Messi sulle intese, fu loro facile appurare che i birbaccioni o si procuravano, o fingevano lievi malattie, o mantenevano gelosamente gli avanzi di vecchie malattie e calavano in que’ giorni all’Ospedale per avere il franco e mezzo, o i due franchi a testa, secondo l’uso. La Misericordia credette provvedere, non mettendo più, come soleva, il denaro sul letto dell’ammalato, ma dando un buono e dicendo che avrebbe pagato il denaro soltanto alla fine di ogni mese. Ma i malati dal Ghetto piovevano sempre ne’ giorni in cui, per l’antico lascito, toccava loro la gratificazione. E, invece dei denari, pigliavano i buoni.
Che era accaduto?
Nel Ghetto, in una specie di Borsa, si giocavano i buoni della Misericordia al rialzo, o al ribasso, secondo che era più lontano, o vicino, il giorno del mese in cui dovean esser pagati. A’ primi del mese, il giorno in cui la miseria più li scottava, i malfattori, che li avevano, li vendevano, anche per pochi centesimi. Altri poi li andava a riscuotere.
Intendo dunque che vi siano difficoltà, ma saranno appianate, rivolgendosi ad uomini oculati, attenendosi agli esempi di simili istituzioni, già in fiorente vigore.

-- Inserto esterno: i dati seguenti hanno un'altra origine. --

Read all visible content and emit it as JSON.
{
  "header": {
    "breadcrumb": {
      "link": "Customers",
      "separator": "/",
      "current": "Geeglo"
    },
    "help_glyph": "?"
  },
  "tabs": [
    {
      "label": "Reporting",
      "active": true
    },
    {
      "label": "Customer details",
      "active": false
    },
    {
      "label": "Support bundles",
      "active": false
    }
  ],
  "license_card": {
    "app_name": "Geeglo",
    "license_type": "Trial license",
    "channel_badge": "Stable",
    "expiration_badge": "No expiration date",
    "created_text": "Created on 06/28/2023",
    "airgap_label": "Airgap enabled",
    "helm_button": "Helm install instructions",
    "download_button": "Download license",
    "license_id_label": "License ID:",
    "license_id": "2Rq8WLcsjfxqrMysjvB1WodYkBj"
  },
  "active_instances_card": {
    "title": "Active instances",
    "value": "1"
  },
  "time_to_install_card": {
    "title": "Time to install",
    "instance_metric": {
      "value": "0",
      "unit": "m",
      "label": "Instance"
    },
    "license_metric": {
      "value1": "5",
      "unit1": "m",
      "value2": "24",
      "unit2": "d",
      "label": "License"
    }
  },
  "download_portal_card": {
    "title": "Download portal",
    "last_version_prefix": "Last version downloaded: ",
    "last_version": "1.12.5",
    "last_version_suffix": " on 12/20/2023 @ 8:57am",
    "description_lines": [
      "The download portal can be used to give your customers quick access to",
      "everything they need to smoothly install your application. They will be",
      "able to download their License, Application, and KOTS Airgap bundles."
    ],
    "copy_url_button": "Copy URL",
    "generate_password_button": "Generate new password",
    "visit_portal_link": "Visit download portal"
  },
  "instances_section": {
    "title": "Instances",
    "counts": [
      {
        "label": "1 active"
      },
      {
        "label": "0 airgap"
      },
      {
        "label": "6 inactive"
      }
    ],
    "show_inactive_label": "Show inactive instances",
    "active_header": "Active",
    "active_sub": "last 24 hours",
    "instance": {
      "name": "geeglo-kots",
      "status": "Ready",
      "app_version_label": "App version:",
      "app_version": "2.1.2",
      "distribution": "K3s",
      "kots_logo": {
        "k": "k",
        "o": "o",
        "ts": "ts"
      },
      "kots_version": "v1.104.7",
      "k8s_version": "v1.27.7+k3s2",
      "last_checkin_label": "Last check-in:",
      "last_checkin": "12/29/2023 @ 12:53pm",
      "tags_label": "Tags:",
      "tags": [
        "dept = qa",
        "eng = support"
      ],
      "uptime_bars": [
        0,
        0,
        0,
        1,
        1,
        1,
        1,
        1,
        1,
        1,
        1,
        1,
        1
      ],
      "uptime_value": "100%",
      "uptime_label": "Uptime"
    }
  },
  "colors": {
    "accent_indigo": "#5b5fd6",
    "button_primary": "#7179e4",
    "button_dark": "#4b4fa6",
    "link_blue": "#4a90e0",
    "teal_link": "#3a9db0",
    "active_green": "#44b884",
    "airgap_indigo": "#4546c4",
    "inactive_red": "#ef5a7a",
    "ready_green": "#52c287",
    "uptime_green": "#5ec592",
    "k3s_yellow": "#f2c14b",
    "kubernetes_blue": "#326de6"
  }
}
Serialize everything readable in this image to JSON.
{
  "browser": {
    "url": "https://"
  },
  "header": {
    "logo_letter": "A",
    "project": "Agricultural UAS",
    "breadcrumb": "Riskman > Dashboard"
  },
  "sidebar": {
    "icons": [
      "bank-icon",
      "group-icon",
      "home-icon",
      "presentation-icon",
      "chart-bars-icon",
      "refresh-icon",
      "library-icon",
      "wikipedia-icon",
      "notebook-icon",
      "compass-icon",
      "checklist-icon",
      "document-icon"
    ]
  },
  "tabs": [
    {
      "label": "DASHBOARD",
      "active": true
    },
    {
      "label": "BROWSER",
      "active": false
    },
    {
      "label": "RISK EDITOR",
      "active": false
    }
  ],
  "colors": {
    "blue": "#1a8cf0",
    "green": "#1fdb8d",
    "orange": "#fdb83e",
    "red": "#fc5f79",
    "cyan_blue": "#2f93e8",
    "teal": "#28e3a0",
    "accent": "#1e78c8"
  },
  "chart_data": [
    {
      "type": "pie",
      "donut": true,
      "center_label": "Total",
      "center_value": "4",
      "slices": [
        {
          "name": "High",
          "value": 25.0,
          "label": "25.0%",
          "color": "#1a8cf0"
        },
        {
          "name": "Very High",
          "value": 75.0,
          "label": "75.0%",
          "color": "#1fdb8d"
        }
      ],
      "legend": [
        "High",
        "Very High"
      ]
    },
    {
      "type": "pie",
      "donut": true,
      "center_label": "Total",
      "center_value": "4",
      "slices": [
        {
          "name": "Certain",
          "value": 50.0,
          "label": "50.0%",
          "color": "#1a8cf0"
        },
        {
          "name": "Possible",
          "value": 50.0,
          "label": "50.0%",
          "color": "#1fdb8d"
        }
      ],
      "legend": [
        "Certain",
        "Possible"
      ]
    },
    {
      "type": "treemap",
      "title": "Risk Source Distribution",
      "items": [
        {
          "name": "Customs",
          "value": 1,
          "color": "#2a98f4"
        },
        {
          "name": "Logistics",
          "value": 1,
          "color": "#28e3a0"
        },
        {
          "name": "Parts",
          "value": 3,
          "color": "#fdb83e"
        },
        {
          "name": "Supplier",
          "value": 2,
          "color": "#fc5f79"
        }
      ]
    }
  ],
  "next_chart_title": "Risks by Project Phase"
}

La questione dell’ospitalità per i poveri, e in specie dell’ospitalità di notte per certi sciagurati, è questione importantissima per la nostra città.
Io vi ho detto il vero: ora, voi giudicate!
- Firenze, 14 agosto 1884.
Note
- ↑ Scorso non molto tempo dalla pubblicazione della 1ª edizione di questo libro, fu istituito il Comitato per le case dei poveri, che ha recato e reca tanto giovamento alle classi più derelitte delle nostre popolazioni.
- ↑ Anche in questa idea fummo secondati. Insigni e pietosi cittadini istituirono e aprirono il Dormentorio pubblico in via di Ardiglione; ma, dopo breve e non felice esperimento, fu chiuso. Di chi la colpa?